Journalists don’t behave like this unless the beast is badly wounded. You can just hear the producers pleading with the PM’s office – “Look we can’t guarantee that Mr OBrienwon’ refer to him as “Kevin ‘I’m sorry’ Rudd” but can you persuade your boss to come on?” It’s not as though the ABC has even a significant share of the audience that Rudd needs to win the next election, so O’Brien is taking a calculated risk that Rudd is so weak that upsetting him doesn’t matter.

Rudd’s colleagues (I suspect he uses the term advisedly) will be watching this footage. Can he recover? Should they move now? What are the risks that Abbott will win the next election? They should not be quick to install Gillard to the office, despite what polls and her boosters might say.
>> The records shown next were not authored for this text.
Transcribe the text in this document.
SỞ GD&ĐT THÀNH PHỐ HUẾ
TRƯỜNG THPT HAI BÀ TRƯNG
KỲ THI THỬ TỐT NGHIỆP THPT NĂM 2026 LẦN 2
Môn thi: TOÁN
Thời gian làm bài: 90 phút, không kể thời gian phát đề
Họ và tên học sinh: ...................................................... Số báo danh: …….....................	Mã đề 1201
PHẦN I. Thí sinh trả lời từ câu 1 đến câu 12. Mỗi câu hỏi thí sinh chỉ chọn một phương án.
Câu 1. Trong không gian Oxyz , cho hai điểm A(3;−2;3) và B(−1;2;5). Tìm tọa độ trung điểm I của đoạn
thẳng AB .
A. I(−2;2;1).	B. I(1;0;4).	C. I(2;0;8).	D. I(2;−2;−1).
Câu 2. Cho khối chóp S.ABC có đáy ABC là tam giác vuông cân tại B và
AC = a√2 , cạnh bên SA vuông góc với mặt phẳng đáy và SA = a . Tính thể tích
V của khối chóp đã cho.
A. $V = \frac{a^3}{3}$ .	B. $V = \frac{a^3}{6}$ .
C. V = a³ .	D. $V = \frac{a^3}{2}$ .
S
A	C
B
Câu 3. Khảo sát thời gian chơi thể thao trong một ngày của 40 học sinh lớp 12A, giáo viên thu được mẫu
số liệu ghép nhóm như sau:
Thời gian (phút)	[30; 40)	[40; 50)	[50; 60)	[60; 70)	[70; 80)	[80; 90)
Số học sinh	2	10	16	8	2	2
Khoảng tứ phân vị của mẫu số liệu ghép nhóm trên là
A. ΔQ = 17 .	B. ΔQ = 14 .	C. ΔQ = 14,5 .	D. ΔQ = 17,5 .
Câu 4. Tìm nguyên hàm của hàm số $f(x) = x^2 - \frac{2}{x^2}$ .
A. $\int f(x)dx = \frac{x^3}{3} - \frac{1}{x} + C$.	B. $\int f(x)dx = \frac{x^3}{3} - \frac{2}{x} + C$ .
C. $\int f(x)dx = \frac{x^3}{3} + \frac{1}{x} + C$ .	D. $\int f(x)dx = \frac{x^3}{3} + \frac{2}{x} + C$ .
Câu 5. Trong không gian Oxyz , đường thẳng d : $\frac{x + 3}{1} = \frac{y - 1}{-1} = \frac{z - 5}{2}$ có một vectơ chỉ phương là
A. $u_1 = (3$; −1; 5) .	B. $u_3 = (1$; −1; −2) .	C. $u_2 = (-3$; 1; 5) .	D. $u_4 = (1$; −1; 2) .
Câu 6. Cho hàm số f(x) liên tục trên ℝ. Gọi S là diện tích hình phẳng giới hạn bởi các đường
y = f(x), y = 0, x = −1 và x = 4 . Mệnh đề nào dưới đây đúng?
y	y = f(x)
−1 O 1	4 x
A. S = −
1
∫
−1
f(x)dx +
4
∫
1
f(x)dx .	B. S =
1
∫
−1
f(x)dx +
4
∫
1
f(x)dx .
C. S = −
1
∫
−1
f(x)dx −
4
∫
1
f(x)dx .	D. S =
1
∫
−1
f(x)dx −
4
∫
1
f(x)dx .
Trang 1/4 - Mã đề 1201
Rudd and Gillard are a little like Hawke and Keating, but “off Broadway”. Rudd has tried to be the great conciliator and bring everyone together and deserves credit for that. Hawke was an elitist, but he managed to takeoff an average bloke pretty well. Rudd is an elitist who will never manage the trick, no matter how many people he calls “mate”. Gillard is the point person. And whereas Keating had a manic turn of phrase that could reverse the flow of public opinion Gillard delivers multiple stab wounds in a voice which suggests her father or her mother had Dalek DNA.

What a dilemma to have. And yet today’s Newspoll suggests that things may not be so bad afterall!